This study addresses the lack of standardized evaluation, insufficient clinical validation, and predominant reliance on 2D slices in cross-modal medical image synthesis by introducing the first unified 3D cross-modality image translation assessment framework. The framework incorporates standardized preprocessing, multi-center data partitioning, 3D inference, and multi-level quantitative and clinical evaluations. Seven generative models—including Pix2Pix, CycleGAN, SRGAN, and four implicit models—were systematically benchmarked across multiple oncological imaging tasks. Results indicate that SRGAN performs best overall, yet all methods exhibit limited capability in synthesizing small lesions. In CT-to-PET translation, lesion morphology is better preserved than absolute uptake values. A clinician-involved visual Turing test achieved only 56.7% accuracy in distinguishing real from synthetic images, demonstrating the high clinical realism of the generated outputs.

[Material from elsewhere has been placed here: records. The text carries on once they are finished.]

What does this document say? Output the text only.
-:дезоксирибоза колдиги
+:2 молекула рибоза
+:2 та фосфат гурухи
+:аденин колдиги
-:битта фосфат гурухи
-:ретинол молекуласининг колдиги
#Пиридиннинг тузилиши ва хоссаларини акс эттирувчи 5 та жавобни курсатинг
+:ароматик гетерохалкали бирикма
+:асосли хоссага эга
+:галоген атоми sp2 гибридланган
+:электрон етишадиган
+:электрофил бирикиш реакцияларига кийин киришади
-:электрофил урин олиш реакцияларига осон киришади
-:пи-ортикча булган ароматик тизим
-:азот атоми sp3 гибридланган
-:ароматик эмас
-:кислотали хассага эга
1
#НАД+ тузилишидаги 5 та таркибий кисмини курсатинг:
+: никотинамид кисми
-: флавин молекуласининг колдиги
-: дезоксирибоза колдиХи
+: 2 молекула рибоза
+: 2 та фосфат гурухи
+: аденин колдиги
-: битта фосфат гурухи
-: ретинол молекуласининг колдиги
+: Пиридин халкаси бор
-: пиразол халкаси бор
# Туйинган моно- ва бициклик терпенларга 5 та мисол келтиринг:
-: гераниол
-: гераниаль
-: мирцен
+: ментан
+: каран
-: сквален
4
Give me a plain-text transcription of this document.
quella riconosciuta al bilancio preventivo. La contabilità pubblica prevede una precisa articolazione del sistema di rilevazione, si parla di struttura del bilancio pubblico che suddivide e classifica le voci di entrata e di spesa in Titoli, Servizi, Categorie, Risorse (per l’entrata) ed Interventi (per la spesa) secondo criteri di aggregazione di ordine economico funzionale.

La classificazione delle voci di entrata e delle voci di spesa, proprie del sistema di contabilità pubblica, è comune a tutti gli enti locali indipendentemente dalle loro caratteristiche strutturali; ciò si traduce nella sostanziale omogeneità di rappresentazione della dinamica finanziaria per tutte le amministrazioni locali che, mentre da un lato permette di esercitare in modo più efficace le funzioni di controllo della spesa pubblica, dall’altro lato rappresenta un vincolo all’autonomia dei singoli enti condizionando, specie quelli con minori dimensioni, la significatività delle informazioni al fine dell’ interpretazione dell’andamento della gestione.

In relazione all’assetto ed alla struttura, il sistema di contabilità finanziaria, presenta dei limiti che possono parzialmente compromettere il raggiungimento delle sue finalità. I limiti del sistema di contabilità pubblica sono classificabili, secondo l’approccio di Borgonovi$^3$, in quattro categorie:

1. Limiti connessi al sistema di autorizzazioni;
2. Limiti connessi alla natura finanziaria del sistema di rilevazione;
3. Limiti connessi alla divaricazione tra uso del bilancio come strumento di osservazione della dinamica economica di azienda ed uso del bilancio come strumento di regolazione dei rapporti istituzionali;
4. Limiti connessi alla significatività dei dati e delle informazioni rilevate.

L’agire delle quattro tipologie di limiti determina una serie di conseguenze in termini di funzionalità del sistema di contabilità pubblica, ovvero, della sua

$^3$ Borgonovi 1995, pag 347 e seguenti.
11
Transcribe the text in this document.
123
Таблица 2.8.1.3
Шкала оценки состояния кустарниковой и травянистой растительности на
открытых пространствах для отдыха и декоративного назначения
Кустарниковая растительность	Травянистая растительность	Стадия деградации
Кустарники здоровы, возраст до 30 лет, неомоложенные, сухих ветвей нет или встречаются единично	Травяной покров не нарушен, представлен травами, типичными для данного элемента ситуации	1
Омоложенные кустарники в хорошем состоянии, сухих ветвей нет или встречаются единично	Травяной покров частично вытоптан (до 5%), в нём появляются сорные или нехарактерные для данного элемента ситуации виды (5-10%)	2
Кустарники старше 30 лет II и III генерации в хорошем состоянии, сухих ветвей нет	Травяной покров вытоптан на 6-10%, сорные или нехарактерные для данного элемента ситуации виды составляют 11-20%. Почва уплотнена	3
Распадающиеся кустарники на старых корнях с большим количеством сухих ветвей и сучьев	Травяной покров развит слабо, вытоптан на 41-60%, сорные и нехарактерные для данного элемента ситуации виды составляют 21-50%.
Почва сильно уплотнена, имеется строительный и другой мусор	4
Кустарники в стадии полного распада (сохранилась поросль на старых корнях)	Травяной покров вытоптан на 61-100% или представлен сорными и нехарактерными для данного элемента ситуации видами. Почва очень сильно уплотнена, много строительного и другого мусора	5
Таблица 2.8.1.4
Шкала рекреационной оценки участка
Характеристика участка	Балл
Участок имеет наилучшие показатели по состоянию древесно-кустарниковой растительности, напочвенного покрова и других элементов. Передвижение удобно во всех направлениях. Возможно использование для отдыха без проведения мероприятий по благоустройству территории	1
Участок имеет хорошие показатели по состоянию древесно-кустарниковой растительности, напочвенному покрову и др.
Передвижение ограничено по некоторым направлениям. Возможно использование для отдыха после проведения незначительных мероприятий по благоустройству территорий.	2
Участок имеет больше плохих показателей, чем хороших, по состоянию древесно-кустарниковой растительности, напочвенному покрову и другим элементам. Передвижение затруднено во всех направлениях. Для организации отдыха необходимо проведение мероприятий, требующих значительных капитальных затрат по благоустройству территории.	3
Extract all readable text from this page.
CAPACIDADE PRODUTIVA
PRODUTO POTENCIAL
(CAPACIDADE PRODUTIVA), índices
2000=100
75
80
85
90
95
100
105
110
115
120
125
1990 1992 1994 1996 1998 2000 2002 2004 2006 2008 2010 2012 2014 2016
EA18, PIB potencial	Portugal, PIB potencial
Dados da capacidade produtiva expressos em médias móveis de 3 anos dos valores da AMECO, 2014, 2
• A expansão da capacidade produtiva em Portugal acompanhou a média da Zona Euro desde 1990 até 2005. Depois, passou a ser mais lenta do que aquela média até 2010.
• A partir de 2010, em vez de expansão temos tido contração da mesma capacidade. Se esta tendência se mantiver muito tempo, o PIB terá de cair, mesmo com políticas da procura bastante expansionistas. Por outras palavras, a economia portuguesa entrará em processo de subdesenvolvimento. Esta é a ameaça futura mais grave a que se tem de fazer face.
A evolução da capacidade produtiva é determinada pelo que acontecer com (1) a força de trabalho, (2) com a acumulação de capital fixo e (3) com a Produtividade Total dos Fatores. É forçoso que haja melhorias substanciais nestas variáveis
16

Medical image-to-image (I2I) translation enables virtual scanning, i.e. the synthesis of a target imaging modality from a source one without additional acquisitions. Despite growing interest, most proposed methods operate on 2D slices, are evaluated on isolated tasks with different experimental set-ups and lack clinical validation. The primary contribution of this work is a reproducible, standardized comparative evaluation of 3D I2I translation methods in oncological imaging, designed to standardize preprocessing, splitting, inference, and multi-level evaluation across heterogeneous clinical tasks. Within this framework, we compare seven generative models, three Generative Adversarial Networks (GANs: Pix2Pix, CycleGAN, SRGAN) and four latent generative models (Latent Diffusion Model, Latent Diffusion Model+ControlNet, Brownian Bridge, Flow Matching), across eleven datasets spanning three anatomical regions (head/neck, lung, pelvis) and four translation directions (cone-beam CT to CT, MRI to CT, CT to PET, MRI T2-weighted to T2-FLAIR), for a total of 77 experiments under uniform training, inference, and evaluation conditions. The results show that GANs outperform latent generative models across all tasks, with SRGAN achieving statistically significant superiority. Our lesion-level analysis reveals that all models struggle with small lesions and that, in CT to PET synthesis, models reproduce lesion shape more reliably than absolute uptake-related intensity. We also performed a Visual Turing test administered to 17 physicians, including 15 radiologists, which shows near-chance classification accuracy (56.7%), confirming that synthetic volumes are largely indistinguishable from real acquisitions, while exposing a dissociation between quantitative metrics and clinical preference.